Me sorprendió descubrir que el Café Brasilero traspasa la mítica de su trascendencia histórica, con una carta interesante, que vuela sin despegarse de los clásicos, con una mirada gastronómica acertada, fresca y renovada. El amplio menú ofrece platos destacados como el ceviche peruano con chips de boniato, la tempura de pescado con salsa de lima y cilantro, las ensaladas valientes como la rústica con ricotta quemada, mango, manzana, naranja, croutons de panceta y oliva con emulsión de parmesano, y la pesca del día con salsa de mariscos y risotto de cítricos.
La carta ofrece un amplio surtido de sandwiches, ciabattas, medialunas y baguettes; un interesante y desenfadado repertorio de entradas, ensaladas y pastas y una sugerente, oportuna y acotada propuesta de pescados, mariscos y carnes. Los postres, una atractiva reinvención de los clásicos que parten, entre otros, del crumble, el cheesecake y la tarta de ricotta, incorporando peras y pasas, salsa de naranja y arándanos, respectivamente.

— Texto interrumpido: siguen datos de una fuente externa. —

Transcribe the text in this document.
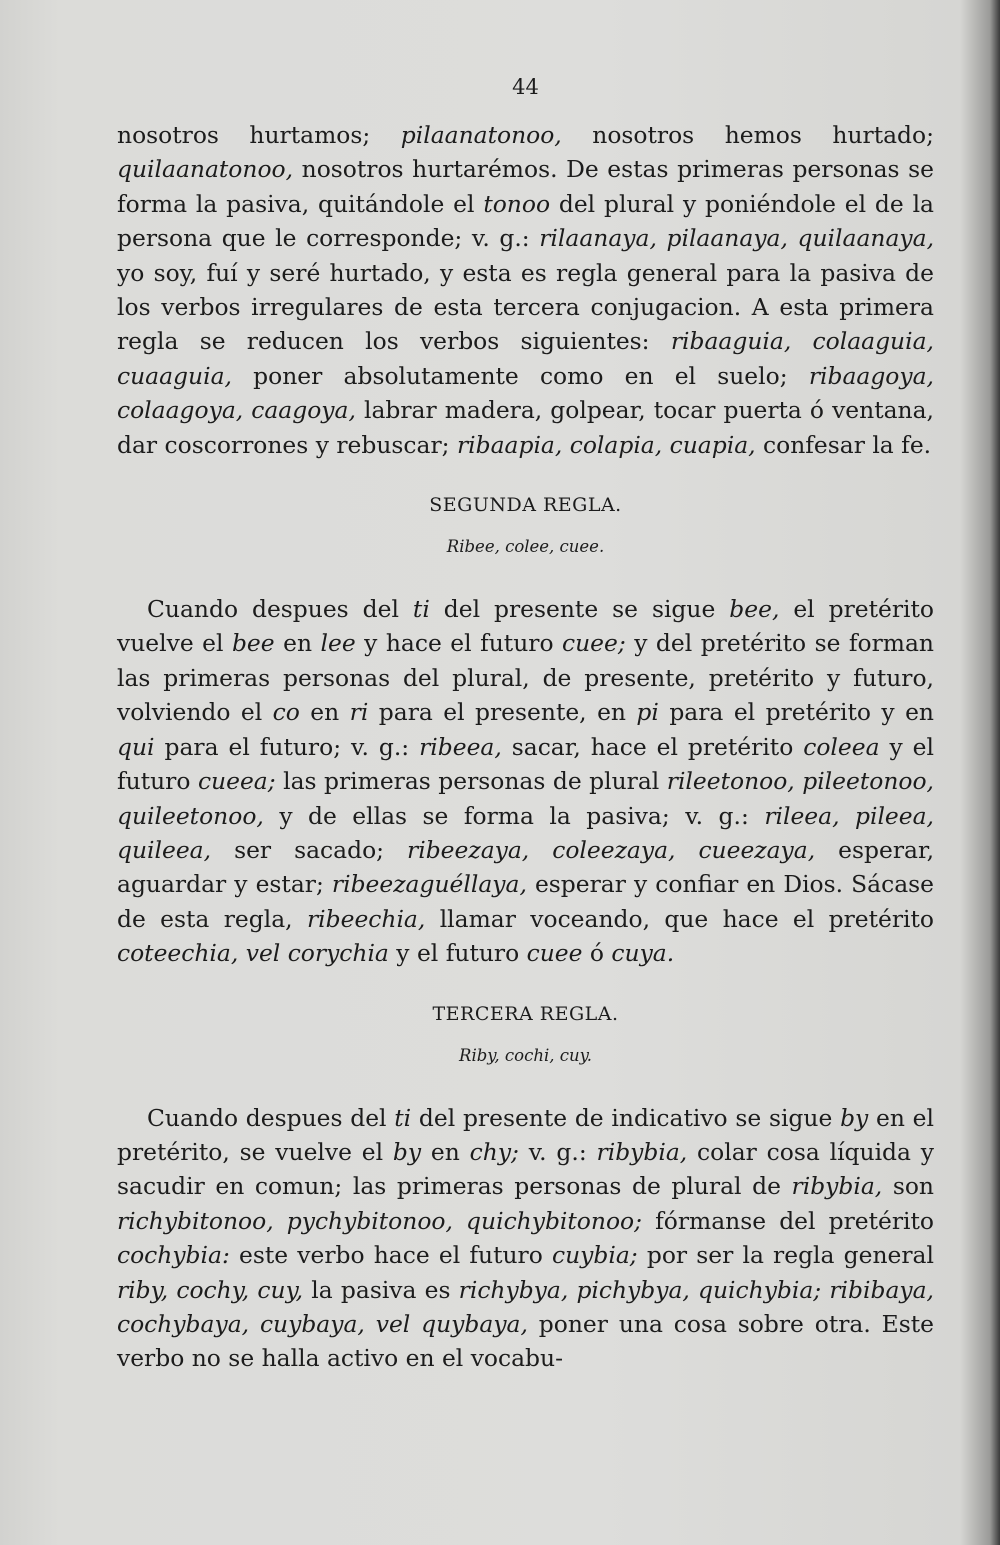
44

nosotros hurtamos; pilaanatonoo, nosotros hemos hurtado; quilaanatonoo, nosotros hurtarémos. De estas primeras personas se forma la pasiva, quitándole el tonoo del plural y poniéndole el de la persona que le corresponde; v. g.: rilaanaya, pilaanaya, quilaanaya, yo soy, fuí y seré hurtado, y esta es regla general para la pasiva de los verbos irregulares de esta tercera conjugacion. A esta primera regla se reducen los verbos siguientes: ribaaguia, colaaguia, cuaaguia, poner absolutamente como en el suelo; ribaagoya, colaagoya, caagoya, labrar madera, golpear, tocar puerta ó ventana, dar coscorrones y rebuscar; ribaapia, colapia, cuapia, confesar la fe.

SEGUNDA REGLA.
Ribee, colee, cuee.

Cuando despues del ti del presente se sigue bee, el pretérito vuelve el bee en lee y hace el futuro cuee; y del pretérito se forman las primeras personas del plural, de presente, pretérito y futuro, volviendo el co en ri para el presente, en pi para el pretérito y en qui para el futuro; v. g.: ribeea, sacar, hace el pretérito coleea y el futuro cueea; las primeras personas de plural rileetonoo, pileetonoo, quileetonoo, y de ellas se forma la pasiva; v. g.: rileea, pileea, quileea, ser sacado; ribeezaya, coleezaya, cueezaya, esperar, aguardar y estar; ribeezaguéllaya, esperar y confiar en Dios. Sácase de esta regla, ribeechia, llamar voceando, que hace el pretérito coteechia, vel corychia y el futuro cuee ó cuya.

TERCERA REGLA.
Riby, cochi, cuy.

Cuando despues del ti del presente de indicativo se sigue by en el pretérito, se vuelve el by en chy; v. g.: ribybia, colar cosa líquida y sacudir en comun; las primeras personas de plural de ribybia, son richybitonoo, pychybitonoo, quichybitonoo; fórmanse del pretérito cochybia: este verbo hace el futuro cuybia; por ser la regla general riby, cochy, cuy, la pasiva es richybya, pichybya, quichybia; ribibaya, cochybaya, cuybaya, vel quybaya, poner una cosa sobre otra. Este verbo no se halla activo en el vocabu-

Como buen café clásico, el Brasilero, pone en relieve con tino la selección de bebidas. Hacía tiempo que mi lectura no se regocijaba con un ristretto, un macchiato, un escocés o un carajillo. Entre los cafés preparados, el café Galeano, un homenaje al escritor a base de amaretto, crema y dulce de leche. La carta cuenta con una grata selección de cocktails, licores, aperitivos, digestivos y espirituosos, con una notable selección de whiskies entre los que podemos encontrar escoceses de culto como el Glenlivet o el Macallan. La oferta de vinos y cervezas, más acotada.
Cuatro años, siete meses y doce días hasta encontrar el momento justo para cruzar el umbral de un clásico y pasear mis manos atentas sobre la historia grabada en sus asientos y mesas, en sus paneles de nogal y en sus paredes repletas de cuadros que hablan y de fotografías que cuentan.